Questions To Begin Your Journey Of Honesty

For some, relief from the need to lie is the most attractive aspect of addiction recovery. Yet in some cases the lies are so entrenched that they linger long after getting sober. If you don’t trust the evidence your client provided because you feel it misses parts of the story, do your own research.

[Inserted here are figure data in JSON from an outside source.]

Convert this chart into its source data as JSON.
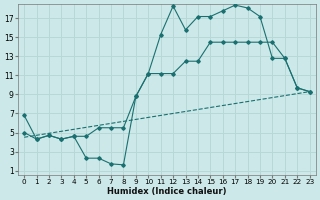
{
  "bg_color": "#cce8e8",
  "grid_color": "#b8d8d8",
  "line_color": "#1a7070",
  "xlabel": "Humidex (Indice chaleur)",
  "xlim": [
    -0.5,
    23.5
  ],
  "ylim": [
    0.5,
    18.5
  ],
  "xticks": [
    0,
    1,
    2,
    3,
    4,
    5,
    6,
    7,
    8,
    9,
    10,
    11,
    12,
    13,
    14,
    15,
    16,
    17,
    18,
    19,
    20,
    21,
    22,
    23
  ],
  "yticks": [
    1,
    3,
    5,
    7,
    9,
    11,
    13,
    15,
    17
  ],
  "line1_x": [
    0,
    1,
    2,
    3,
    4,
    5,
    6,
    7,
    8,
    9,
    10,
    11,
    12,
    13,
    14,
    15,
    16,
    17,
    18,
    19,
    20,
    21,
    22,
    23
  ],
  "line1_y": [
    6.8,
    4.3,
    4.7,
    4.3,
    4.6,
    2.3,
    2.3,
    1.7,
    1.6,
    8.8,
    11.2,
    15.3,
    18.3,
    15.8,
    17.2,
    17.2,
    17.8,
    18.4,
    18.1,
    17.2,
    12.8,
    12.8,
    9.7,
    9.3
  ],
  "line2_x": [
    0,
    1,
    2,
    3,
    4,
    5,
    6,
    7,
    8,
    9,
    10,
    11,
    12,
    13,
    14,
    15,
    16,
    17,
    18,
    19,
    20,
    21,
    22,
    23
  ],
  "line2_y": [
    5.0,
    4.3,
    4.7,
    4.3,
    4.6,
    4.6,
    5.5,
    5.5,
    5.5,
    8.8,
    11.2,
    11.2,
    11.2,
    12.5,
    12.5,
    14.5,
    14.5,
    14.5,
    14.5,
    14.5,
    14.5,
    12.8,
    9.7,
    9.3
  ],
  "line3_x": [
    0,
    23
  ],
  "line3_y": [
    4.5,
    9.3
  ]
}
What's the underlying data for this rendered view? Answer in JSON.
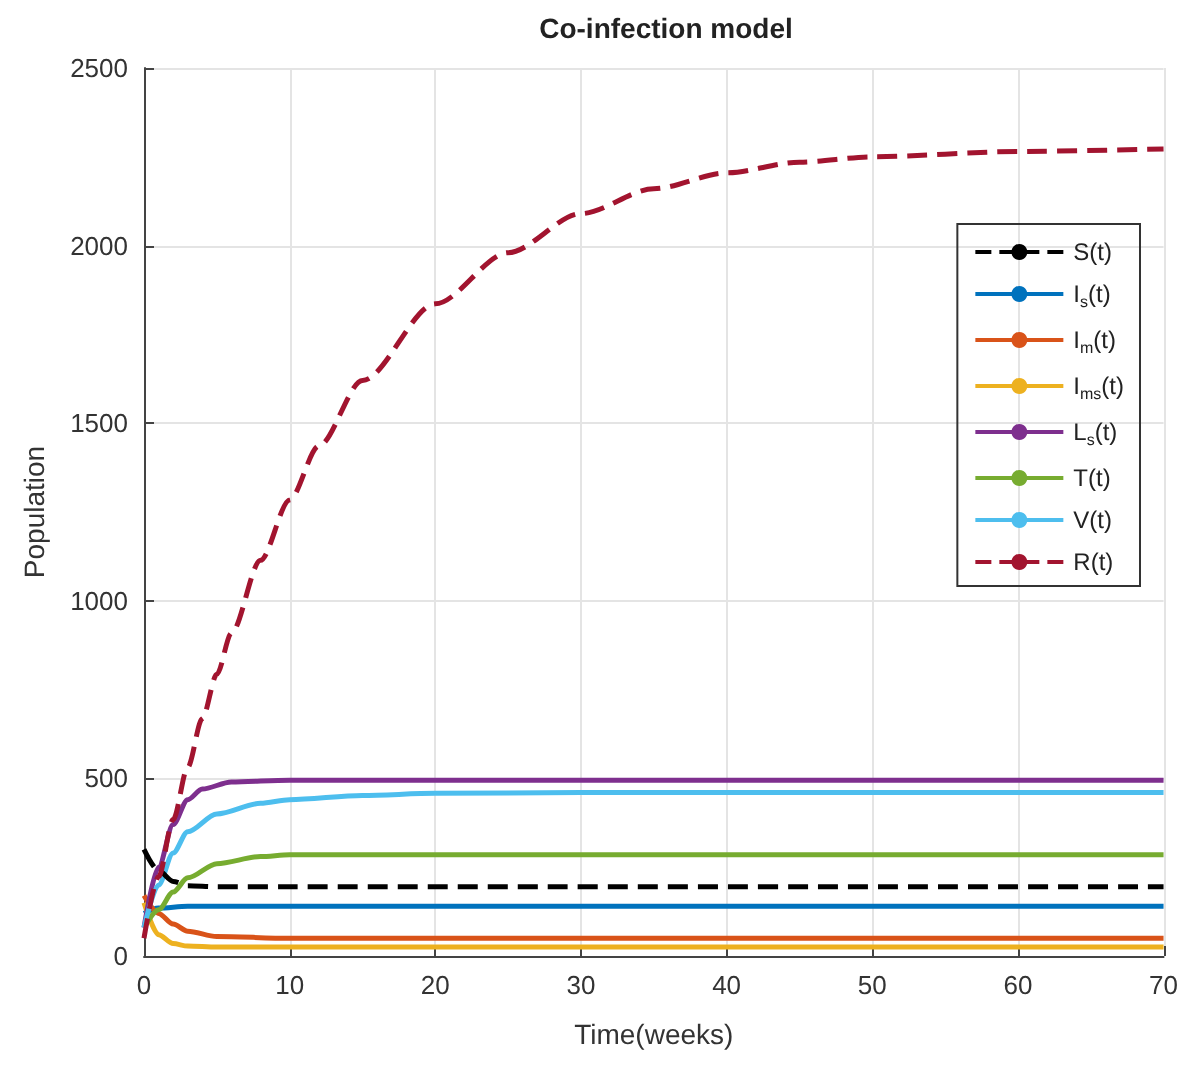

This prevents clients from saying that something dates back to 1902 if you can’t find any mentions of it before 1972—or if you find a story that clearly states that an event started in 1972. The legend is that the Fourth of July hot dog eating contest goes back to 1916 when four recent immigrants from Europe tried to eat as many hot dogs as possible in 12 minutes.

  • By consistently following through on promises and working a recovery program, loved ones can begin to see that this time will be different.
  • I enlist the help of my friends, sponsor, and teenage daughter to tell me the truth about how badly I’m lying to myself and others.
  • If you’re struggling with alcohol in some way and considering a life of sobriety, remember that “you are not the problem,” said McKowen.
  • When we cannot tell the truth, we will not know wholeness or wellness.
  • Many of these problems enter our lives because of our drinking.

But people are diagnosed with these diseases every day, and if you abuse alcohol or drugs regularly, chances are high that you’ll eventually be one of them. When you’re sober, you don’t have to worry about developing life-threatening complications from your habits. Denying or simply avoiding the truth is often the first resort when facing a difficult or awkward situation. Perhaps throughout your time in active addiction, your family members or friends experienced emotional hurt.

Join Recovery Connection in celebrating your recovery with our sobriety calculator. Three months ago I hit the benchmark called “Advanced Recovery” and suddenly things began to fall into place like they did not do in the early days of my sobriety. One morning, near the beginning of a meeting, the speaker asked if any newcomers, or anyone in their first 30 days of sobriety, wished to identify themselves.

  • I share stories of what transpired during my sobering up process – how I was berated and hurt by the person I trusted the most.
  • It can be hard to talk about the embarrassing acts we may have done to get that next drug or drink.
  • Honesty is a building block for lifelong recovery, but even it is no magical cure.
  • Have a suspicion that you and your client may not understand a fact?
  • Finding a voice of truth and hope in recovery is so essential.